Snake is placed in the museum’s gallery 104, or the “fish gallery”. From the outside, Frank Gehry’s architectural design resembles the soft curvature of a fish’s backbone or the fluid forms of Bilbao’s river. From the inside, a set of flying buttresses of varying lengths evoke the spines of a fish. Legend has it that Gehry designed the gallery to specifically accommodate Serra’s Snake, thus continuing a fruitful and provocative conversation between architect and sculptor. The theatricality of Gehry’s design differs strongly from the simplicity of Serra’s approach, who does not try to prescribe an emotional effect. The sculpture is placed along the longitudinal space, and an interesting dynamic appears as it cuts across the flying buttresses. Serra’s minimal take on the characteristics of corten and direct play with geometric forms provokes a raw experience of perceiving space through movement in a material field. The industrial material can be comforting and familiar while threatening and impenetrable. It activates our proprioception, the sense of our body in space, in conjunction with a visual and acoustic experience that build a sense of anticipation, possibility, mystery and discovery.

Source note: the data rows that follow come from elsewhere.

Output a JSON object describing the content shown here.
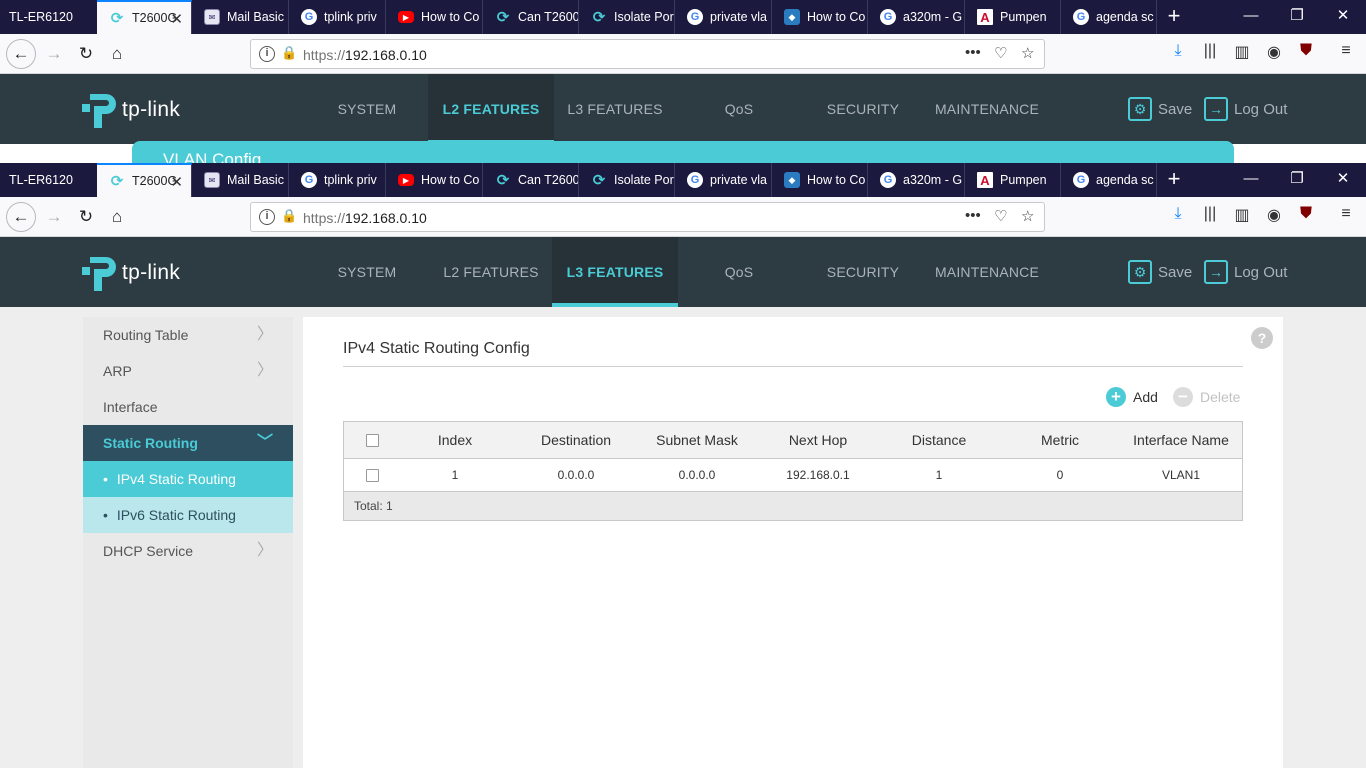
{
  "browser": {
    "tabs": [
      {
        "label": "TL-ER6120",
        "favicon": "none",
        "active": false
      },
      {
        "label": "T2600G",
        "favicon": "tp-link-icon",
        "active": true
      },
      {
        "label": "Mail Basic",
        "favicon": "mail-icon",
        "active": false
      },
      {
        "label": "tplink priv",
        "favicon": "google-icon",
        "active": false
      },
      {
        "label": "How to Co",
        "favicon": "youtube-icon",
        "active": false
      },
      {
        "label": "Can T2600",
        "favicon": "tp-link-icon",
        "active": false
      },
      {
        "label": "Isolate Por",
        "favicon": "tp-link-icon",
        "active": false
      },
      {
        "label": "private vla",
        "favicon": "google-icon",
        "active": false
      },
      {
        "label": "How to Co",
        "favicon": "shield-icon",
        "active": false
      },
      {
        "label": "a320m - G",
        "favicon": "google-icon",
        "active": false
      },
      {
        "label": "Pumpen",
        "favicon": "pdf-icon",
        "active": false
      },
      {
        "label": "agenda sc",
        "favicon": "google-icon",
        "active": false
      }
    ],
    "url_scheme": "https://",
    "url_host": "192.168.0.10"
  },
  "router": {
    "brand": "tp-link",
    "nav_top_window": [
      "SYSTEM",
      "L2 FEATURES",
      "L3 FEATURES",
      "QoS",
      "SECURITY",
      "MAINTENANCE"
    ],
    "nav_top_window_active": "L2 FEATURES",
    "nav": [
      "SYSTEM",
      "L2 FEATURES",
      "L3 FEATURES",
      "QoS",
      "SECURITY",
      "MAINTENANCE"
    ],
    "nav_active": "L3 FEATURES",
    "save_label": "Save",
    "logout_label": "Log Out",
    "top_window_banner": "VLAN Config"
  },
  "sidebar": {
    "items": [
      {
        "label": "Routing Table",
        "has_chevron": true
      },
      {
        "label": "ARP",
        "has_chevron": true
      },
      {
        "label": "Interface",
        "has_chevron": false
      },
      {
        "label": "Static Routing",
        "expanded": true
      },
      {
        "label": "DHCP Service",
        "has_chevron": true
      }
    ],
    "subitems": [
      {
        "label": "IPv4 Static Routing",
        "active": true
      },
      {
        "label": "IPv6 Static Routing",
        "active": false
      }
    ]
  },
  "content": {
    "title": "IPv4 Static Routing Config",
    "add_label": "Add",
    "delete_label": "Delete",
    "columns": [
      "Index",
      "Destination",
      "Subnet Mask",
      "Next Hop",
      "Distance",
      "Metric",
      "Interface Name"
    ],
    "rows": [
      {
        "index": "1",
        "destination": "0.0.0.0",
        "mask": "0.0.0.0",
        "next_hop": "192.168.0.1",
        "distance": "1",
        "metric": "0",
        "interface": "VLAN1",
        "checked": false
      }
    ],
    "total_label": "Total: 1"
  },
  "colors": {
    "accent": "#4acbd6",
    "header_bg": "#2d3b43",
    "sidebar_active_bg": "#2d4f5f",
    "tabbar_bg": "#1b1a3e"
  }
}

Twisting Architectural Function
In 2005, the same gallery at Bilbao’s Guggenheim held Snake surrounded by other series of Serra’s work, Torqued Ellipses I, II, IV, V, VI (1996-9) and Double Torqued Ellipses I, II, III (1997-9) for the exhibition “The Matter of Time.”
On this occasion, Serra proposed a journey from simple to more complex forms. The departure point was cylinder and cone sections cut at different planes, sometimes parallel, sometimes inclined, thus revealing circular and elliptical forms which would become the top or bottom of the piece when free standing. As the section is cut open, the properties of rolled steel become apparent for a single corten sheet can lean in different directions depending on shape and weight. This makes some pieces appear as if torqued or twisted. Walking around a piece from the outside, can be unpredictable, whilst entering it offers a total view of its curvilinear shape. Finally, looking at the top opening frames the forms of building, as if containing Gehry’s spectacular conceits.
In Double Torqued Ellipses Serra introduces variations of this procedure to achieve more complex configurations, such as corten rings wrapped around each other that look like reels or torcs, the Bronze Age open front necklaces found in ritual burials and hoards. Some rings might have openings, thus allowing to walk into the centre, or space in between that permits to circumnavigate them in a spiralling movement. The view from above can remind of a galaxy, where the rings stand for the capricious orbits of different planets circling round the same centre.
From the outside, simple individual forms can resemble a huge thimble or a fort, others with a smaller base look like pots. Nevertheless, the installation must be seen as a whole. At floor level, it is a journey through walled containers, sinuous thoroughfares and concave gathering sites. It feels like an abstracted urban space all made of curves, rather different from our experience of the modern city, mostly defined by rectilinear forms. Yet, these contradictions are to be resolved by whoever experiences them, as the artist shuns from prescribing specific emotional effects.
Serra has deservedly become an emblematic figure of American art, for he presents the basics of modern architecture and engineering through an experiential take on materials which, even if seemingly muted, have the potential to inspire both awe and fright.